Five, if this rapprochement works (and it is still a big if), it will directly affect the revival of America’s domestic shale oil and gas industry (which is already in the doldrums thanks to their President Joe Biden’s policy myopia).

This is because, like Japan’s decision to recommence purchase of Russian crude oil in spite of Western sanctions, other large markets such as India and Europe, too, will gladly purchase discounted volumes of Middle Eastern crude oil (and, increasingly, LNG) rather than much more expensive oil or gas from American shales. 

This, in turn, would affect growth in America, since the past two decades have shown that nothing can get the economy revving like investment in the American upstream petroleum sector.

It is a direct correlation which Donald Trump understood, and tried to capitalise upon: the more they drill and produce from shale plays, the more well-paying jobs they create, and the more they capture foreign market share, the more the economy booms. 

But very little of that would come to pass if Iran slips the sanctions leash and starts working in unison with Saudi Arabia, China and Russia.

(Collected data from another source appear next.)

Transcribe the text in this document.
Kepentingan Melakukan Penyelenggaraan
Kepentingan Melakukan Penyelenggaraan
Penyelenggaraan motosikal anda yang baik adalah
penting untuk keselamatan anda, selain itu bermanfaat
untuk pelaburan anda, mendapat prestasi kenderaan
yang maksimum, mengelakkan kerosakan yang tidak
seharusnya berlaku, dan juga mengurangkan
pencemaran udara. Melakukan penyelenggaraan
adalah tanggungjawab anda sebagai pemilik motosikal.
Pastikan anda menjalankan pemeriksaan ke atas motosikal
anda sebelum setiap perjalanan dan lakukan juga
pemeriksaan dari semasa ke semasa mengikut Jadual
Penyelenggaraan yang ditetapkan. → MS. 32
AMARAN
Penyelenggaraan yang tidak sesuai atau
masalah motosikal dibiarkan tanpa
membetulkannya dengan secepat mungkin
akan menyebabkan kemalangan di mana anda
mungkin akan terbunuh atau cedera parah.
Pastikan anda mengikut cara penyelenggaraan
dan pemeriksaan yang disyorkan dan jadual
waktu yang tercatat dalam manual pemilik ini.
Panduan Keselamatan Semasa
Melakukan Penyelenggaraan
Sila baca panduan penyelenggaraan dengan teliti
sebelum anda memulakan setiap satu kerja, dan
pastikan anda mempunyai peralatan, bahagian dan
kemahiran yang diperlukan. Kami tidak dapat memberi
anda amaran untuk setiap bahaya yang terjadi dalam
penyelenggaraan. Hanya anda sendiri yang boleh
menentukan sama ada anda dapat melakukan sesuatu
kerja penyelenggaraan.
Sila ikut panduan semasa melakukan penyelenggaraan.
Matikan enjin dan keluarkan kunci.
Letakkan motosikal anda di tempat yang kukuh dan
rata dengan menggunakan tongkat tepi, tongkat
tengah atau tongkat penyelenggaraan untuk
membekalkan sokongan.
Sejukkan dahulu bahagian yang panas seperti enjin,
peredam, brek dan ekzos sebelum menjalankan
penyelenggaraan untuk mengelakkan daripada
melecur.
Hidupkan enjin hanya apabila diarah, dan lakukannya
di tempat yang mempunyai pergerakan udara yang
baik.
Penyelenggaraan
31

It would cut America out of the game. 

Consequently, a rapprochement between Iran and Saudi Arabia is the last thing the Americans need.

They cannot allow this move to work, not just because it threatens their domestic petroleum sector, but also because, more importantly, it would only add to their further geopolitical enervation. 

As it is, American relations with Iran, Russia and China are markedly adversarial; they have openly declared Iran as an ‘evil’ threat, are currently involved in a proxy war with Russia in Ukraine, and are hell bent on containing China.

They retain a veneer of cordiality with Saudi Arabia, in spite of Biden’s blunderings, but with the revelation of the Beijing agreement, America will now have to choose. 

Do they try to run with the hare and hunt with the hounds while they monkey-balance their relations with Saudi Arabia, or do they decide that this is a step too far and try to stymie the resumption of diplomatic relations between Iran and Saudi Arabia?

But the bigger question is: does America even possess the capability anymore of pursuing either option? 

After all, the ground reality is that they have comprehensively wrecked relations with three large countries, failed to impose effective sanctions on Russia because India chose not to join that bandwagon, created widespread dissonance in Europe over an absurd over-dependence on America, and are incapable of containing China’s rise unless India enters into a formal military alliance with them. 

Or, perhaps, we are looking at this radical development the wrong way.

Perhaps, the very fact that Iran and Saudi Arabia could meet in Beijing to try and mend ties reflects the surprising extent to which America’s once-overweening influence on world affairs has dwindled. 

What happens next is difficult to predict in the short term, but this much is clear: for perhaps the first time, oil is becoming a buyer’s market.

A century-old contest between exporters of fossil fuels is set to enter a new and turbulent phase, in which the only real winners will be the major importers.